Premio SuperMondello e Mondello 2012.
Finalista Premi Napoli e Volponi 2012.

Un regista sovietico esule in Italia è artefice e vittima della propria solitudine. Una ragazza argentina, negli anni della dittatura, mostra ai militari di Buenos Aires un coraggio impulsivo e ingenuo. Un giornalista siciliano matura attraverso il fascismo e una democrazia imperfetta. Un bracciante molisano insegue la redenzione dalla povertà della sua terra.

citta distrutteUn diplomatico prussiano trova il proprio destino di filosofo mentre Roma cade, presa dalle truppe di Napoleone, e un papa crolla col suo regime. Una poetessa infelice prova a riscattarsi in una scrittura frammentaria ed emotiva.

Le città hanno molti nemici: il potere, la repressione, le “interruzioni” imposte da una storia collettiva scandita da altri, il fallimento, la morte. Per questo ogni “città distrutta” si assomiglia e, fuor di metafora, ciascuna esistenza umana nel suo non compiersi, nel suo non raggiungere la felicità, è l’esito di una violenza.

Al suo esordio narrativo, Davide Orecchio rielabora il genere biografico mescolandolo alla finzione.
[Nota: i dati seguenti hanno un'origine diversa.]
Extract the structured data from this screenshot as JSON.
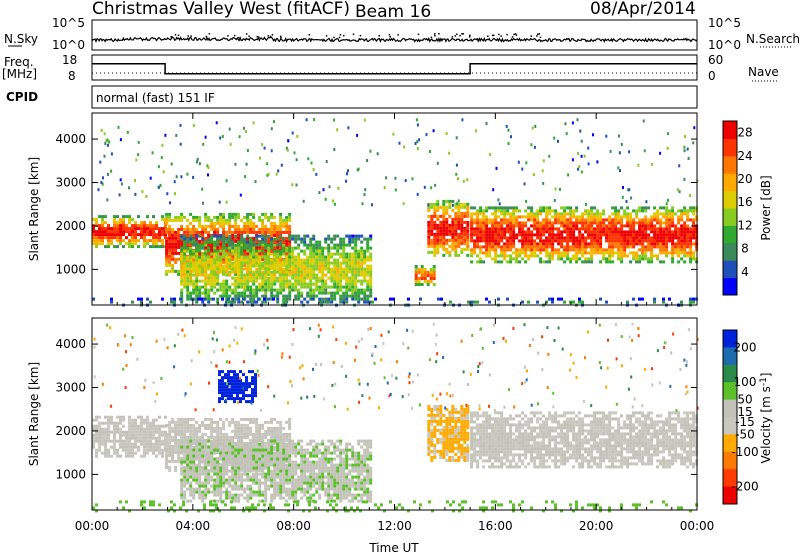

I suoi racconti si basano su fonti edite, materiali d’archivio, fatti documentati, ma li rispettano fino a un limite preciso, varcato il quale il lettore è testimone di un tradimento: la ricostruzione saggistica cede il passo all’invenzione. Prendono così forma biografie autonome rispetto alle originali, calchi disobbedienti alle proprie matrici. Città distrutte è una raccolta di echi, repliche imperfette ispirate a (e consapevolmente traditrici di) legittime esistenze. La doppiezza (tra letteratura e saggio, tra verità e falsità) s’avverte anche nell’uso delle citazioni.